One of the key ideas for the next fifty years is resilience. It is a growing web meme. Resilience is a term that began life as a way of describing the life cycle of developing and declining eco-cultures. it has since passed into political dialogue.
One of the key ideas for creating greater resilience is local fabrication and that’s what we are interested in, in this post. You might think that sounds obscure (local? fabrication?) or you may already aspire to make your own Nike trainers at home, instead of paying $100 for them, a, to travel a long way and b, to look like everyone else’s Nikes.
Fans of ideas like “local fab” can follow up with Neil Gershenfeld’s work. Neil is a well known academic from MIT but the great thing about his thinking is it applies to Mumbai and to Manchester as well as to the village and the home.
In the near future, we will be able to make many things locally that we now depend on acquiring from elsewhere. I am looking forward to making my first car. Follow this link to one of a number of art projects that use digital fabrication to highlight the potential beauty and complexity of locally fabricated artifacts.
Consider too that local fabrication and resilience are being enabled, first via microfinance and now via digital fabrication, building objects digitally and then fabricating automatically from that. Poverty has helped us find new ways to design and fabricate (the $100 computer movement surely gave us the $200 netbook and who knows what will happen to autos now there is the $2500 Nano). The $7 baby incubator is already out there in the field (Western versions cost $20,000)
In principle the local fabrication network has precedents in local print shops here in the West, which were taken away from the locality and were then brought back (via franchises such as SNAP and Prontoprint).
From a brand point of view the apparent downside of local fabrication is either you resist and lose customers or you let people play around with your products and lose brand integrity. The idea that anybody can interfere with your product’s design and appearance has been brand anathema even though people have configured products forever (for example by hacking spoilers onto cars).
When Adidas commissioned an ethnographic study of online basketball shoe communities they found that most basketball shoe fans customised them anyway. Adidas now sells basketball customisation kits!
At the start of the skating phenomenon kids bought boards for $70. They now buy for $15-40 and customise. Sites like boardpushers.com have hollowed out the market for brand ads in Skating magazines, an early casualty of Skating customization.
The lesson for marketing is that brands too can be hollowed out by services that play to customers’ desire to express rich intent. And expression is becoming more important. It is not simply that people want to be in control, but that they are also eager to by-pass the brand in favor of creating highly personalised objects.
In the broader transition reflected in Metatrends, “personalization” is migrating production towards the local level and potentially contributing to what John Robb calls Community resilience, the ability of communities to retain strong positive identities through local economic interactions (which tend also to be socially richer than distant ones).
The momentum towards great community-level economic activity based around personal behaviour and preferences is arriving from different directions (here is John discussing resilience through Transition Towns).

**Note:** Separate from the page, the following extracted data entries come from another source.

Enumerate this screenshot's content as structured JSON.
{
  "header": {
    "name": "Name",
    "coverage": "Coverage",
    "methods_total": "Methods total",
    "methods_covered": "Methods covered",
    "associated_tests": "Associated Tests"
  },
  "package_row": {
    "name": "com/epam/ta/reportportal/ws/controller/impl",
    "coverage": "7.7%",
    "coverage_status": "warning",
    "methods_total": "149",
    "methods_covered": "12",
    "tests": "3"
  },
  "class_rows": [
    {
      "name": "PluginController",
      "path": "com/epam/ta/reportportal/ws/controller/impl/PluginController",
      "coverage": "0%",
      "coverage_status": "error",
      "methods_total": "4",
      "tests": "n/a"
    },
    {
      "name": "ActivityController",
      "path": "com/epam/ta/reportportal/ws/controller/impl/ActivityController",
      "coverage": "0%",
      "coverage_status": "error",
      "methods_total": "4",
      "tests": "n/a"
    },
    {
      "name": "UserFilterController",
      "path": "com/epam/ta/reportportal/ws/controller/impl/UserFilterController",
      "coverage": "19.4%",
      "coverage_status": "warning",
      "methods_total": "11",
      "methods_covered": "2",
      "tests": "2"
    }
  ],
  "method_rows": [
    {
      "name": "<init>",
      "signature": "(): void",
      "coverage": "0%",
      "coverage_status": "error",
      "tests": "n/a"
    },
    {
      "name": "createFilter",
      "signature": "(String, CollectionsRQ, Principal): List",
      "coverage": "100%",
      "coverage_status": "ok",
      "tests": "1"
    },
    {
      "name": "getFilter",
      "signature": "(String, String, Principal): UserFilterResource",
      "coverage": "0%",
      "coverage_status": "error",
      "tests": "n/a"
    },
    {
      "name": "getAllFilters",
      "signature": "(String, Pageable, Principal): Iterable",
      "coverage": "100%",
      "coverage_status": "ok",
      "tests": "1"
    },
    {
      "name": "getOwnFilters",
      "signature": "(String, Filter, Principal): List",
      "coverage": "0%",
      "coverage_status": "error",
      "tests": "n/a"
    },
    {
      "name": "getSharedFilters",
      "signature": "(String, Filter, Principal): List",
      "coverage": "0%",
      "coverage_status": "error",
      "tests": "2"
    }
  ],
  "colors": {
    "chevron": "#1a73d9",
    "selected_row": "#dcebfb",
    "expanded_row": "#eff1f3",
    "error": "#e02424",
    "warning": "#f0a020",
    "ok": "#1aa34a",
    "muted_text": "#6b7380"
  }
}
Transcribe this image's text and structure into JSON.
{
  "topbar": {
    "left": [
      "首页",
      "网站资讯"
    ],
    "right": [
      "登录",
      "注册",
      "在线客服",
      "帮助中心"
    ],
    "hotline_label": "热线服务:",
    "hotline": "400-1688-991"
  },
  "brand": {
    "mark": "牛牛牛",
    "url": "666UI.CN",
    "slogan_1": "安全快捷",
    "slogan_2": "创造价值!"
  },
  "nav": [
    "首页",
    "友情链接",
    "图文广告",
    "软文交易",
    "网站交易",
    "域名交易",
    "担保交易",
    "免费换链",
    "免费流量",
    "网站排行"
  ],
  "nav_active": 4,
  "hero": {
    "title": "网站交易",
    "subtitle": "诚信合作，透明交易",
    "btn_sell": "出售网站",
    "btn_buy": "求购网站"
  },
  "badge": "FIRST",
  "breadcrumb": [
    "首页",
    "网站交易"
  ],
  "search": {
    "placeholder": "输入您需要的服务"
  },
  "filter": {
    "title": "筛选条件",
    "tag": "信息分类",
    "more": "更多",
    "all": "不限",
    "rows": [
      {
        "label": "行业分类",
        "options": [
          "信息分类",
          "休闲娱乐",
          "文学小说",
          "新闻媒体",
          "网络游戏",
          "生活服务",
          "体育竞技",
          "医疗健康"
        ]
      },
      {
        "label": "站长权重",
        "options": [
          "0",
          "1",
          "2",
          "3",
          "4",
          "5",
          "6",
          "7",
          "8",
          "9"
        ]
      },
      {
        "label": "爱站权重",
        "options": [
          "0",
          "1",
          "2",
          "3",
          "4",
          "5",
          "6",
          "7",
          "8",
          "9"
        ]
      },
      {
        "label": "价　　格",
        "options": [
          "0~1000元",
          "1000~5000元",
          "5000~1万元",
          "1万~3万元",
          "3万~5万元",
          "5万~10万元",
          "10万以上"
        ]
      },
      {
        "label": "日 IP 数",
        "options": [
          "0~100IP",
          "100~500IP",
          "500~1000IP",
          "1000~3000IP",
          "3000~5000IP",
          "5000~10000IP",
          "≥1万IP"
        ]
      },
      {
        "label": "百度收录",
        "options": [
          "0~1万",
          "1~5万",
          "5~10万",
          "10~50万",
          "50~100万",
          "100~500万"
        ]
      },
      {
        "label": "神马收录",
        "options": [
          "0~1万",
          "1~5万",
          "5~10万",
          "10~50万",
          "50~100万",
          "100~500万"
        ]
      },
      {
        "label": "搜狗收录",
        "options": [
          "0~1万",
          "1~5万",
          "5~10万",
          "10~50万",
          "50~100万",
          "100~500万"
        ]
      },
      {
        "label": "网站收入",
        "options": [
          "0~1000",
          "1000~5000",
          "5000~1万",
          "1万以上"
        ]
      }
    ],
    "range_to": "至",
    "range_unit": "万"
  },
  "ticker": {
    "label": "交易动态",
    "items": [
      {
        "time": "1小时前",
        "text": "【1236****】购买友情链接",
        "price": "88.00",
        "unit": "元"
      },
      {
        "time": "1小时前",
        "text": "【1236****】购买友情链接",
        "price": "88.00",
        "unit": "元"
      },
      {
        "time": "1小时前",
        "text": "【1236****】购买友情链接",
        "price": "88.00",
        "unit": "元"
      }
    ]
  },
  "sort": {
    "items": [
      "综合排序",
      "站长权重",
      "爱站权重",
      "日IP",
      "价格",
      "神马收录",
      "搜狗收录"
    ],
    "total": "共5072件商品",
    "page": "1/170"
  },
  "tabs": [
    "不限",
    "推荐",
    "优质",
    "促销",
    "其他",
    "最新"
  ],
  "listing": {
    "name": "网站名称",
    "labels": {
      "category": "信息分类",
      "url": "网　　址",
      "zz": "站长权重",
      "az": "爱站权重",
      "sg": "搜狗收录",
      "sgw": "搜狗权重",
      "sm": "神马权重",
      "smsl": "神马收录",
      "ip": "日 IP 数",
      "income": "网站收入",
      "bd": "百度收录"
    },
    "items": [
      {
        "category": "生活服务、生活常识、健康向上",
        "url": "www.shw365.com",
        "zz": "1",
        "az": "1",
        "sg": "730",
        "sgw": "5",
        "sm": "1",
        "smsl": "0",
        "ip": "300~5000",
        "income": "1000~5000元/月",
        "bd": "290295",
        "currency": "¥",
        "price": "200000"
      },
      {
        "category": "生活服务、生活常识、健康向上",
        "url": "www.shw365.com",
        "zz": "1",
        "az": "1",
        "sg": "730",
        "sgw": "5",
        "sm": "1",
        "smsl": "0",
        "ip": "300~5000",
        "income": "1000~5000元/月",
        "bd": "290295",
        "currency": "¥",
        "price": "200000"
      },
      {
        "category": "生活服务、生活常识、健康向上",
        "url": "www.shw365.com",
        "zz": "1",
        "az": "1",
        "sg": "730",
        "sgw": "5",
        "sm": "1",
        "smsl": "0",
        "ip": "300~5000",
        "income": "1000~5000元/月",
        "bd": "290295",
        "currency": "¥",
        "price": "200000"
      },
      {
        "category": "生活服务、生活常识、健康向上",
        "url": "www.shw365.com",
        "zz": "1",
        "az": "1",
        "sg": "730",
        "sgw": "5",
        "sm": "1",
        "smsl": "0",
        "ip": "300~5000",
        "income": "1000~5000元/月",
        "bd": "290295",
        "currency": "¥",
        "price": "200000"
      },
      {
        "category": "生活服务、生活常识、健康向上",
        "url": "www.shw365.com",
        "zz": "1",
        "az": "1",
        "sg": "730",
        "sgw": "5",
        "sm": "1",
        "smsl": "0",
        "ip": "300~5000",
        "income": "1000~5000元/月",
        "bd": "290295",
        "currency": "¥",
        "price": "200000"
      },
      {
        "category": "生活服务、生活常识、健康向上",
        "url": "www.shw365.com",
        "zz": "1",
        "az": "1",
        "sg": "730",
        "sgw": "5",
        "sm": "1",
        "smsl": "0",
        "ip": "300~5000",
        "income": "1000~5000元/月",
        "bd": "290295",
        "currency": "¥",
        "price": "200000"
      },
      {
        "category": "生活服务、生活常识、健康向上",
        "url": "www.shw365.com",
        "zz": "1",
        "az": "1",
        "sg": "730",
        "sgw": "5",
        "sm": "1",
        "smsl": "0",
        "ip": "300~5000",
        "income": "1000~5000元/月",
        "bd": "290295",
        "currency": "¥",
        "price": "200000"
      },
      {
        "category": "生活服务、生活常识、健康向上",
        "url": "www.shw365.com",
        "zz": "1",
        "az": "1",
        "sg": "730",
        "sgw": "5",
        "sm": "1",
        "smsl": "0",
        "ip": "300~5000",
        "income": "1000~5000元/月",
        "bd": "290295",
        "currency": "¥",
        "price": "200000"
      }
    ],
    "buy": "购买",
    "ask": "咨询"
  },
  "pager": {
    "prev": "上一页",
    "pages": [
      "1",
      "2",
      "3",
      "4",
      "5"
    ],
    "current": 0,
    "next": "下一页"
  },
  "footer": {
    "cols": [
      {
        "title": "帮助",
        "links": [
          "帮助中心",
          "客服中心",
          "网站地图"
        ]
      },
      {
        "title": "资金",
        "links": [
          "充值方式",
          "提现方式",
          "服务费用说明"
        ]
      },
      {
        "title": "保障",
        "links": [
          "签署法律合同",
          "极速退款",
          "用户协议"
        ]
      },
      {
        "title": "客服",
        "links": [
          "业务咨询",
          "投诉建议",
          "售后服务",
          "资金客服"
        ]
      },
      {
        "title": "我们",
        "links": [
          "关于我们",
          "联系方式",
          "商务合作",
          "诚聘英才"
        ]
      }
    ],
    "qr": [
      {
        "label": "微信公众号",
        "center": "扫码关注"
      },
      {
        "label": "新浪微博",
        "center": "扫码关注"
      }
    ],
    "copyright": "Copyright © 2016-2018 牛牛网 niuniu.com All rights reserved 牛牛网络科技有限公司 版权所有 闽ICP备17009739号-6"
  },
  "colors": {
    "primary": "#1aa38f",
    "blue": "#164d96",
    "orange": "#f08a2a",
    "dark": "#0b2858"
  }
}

Perhaps the most powerful of these, ultimately, because it segues so well with personalization, will be personal energy identities, a concept of the new energy measurement company AMEE.
AMEE aims to measure all energy consumption on earth, down to the footprint of each of us. A huge undertaking is a huge understatement. The most fertile concept that AMEE brings to the green world is the idea that we will all in future wear and share our energy identities.That in turn will provoke more consumption of product that expresses our identity (which we do anyway), for example installing waste pipe hydro plants at home (which we will want to do because our identities will be green).
At the same time the “make” and “craft revivals (hack, knit, adapt) are spurring on local fabrication technologies (see tinker.it for on way the online creativity is being parsed to an offline environment).
Added to this is the new and as yet little heralded open source hardware movement (see tinker.it partner Arduino and Chris Anderson’s robotics open hardware company, hardware hacking (www.hackerbot.com and widespread iPhone hacking – the iPhone has 20% of the Chinese smartphone market despite not yet being available there).
The mantra, if I’m not in it I won’t buy it, is hip for kids who like to splice a vid or two. Grown ups, we say: if I haven’t hacked it or made it, I don’t want it. And “if I can’t see myself in it”doesn’t have to be limited to YouTube and other media hack-hubs. Seeing myself in the future of the green agenda is cool too.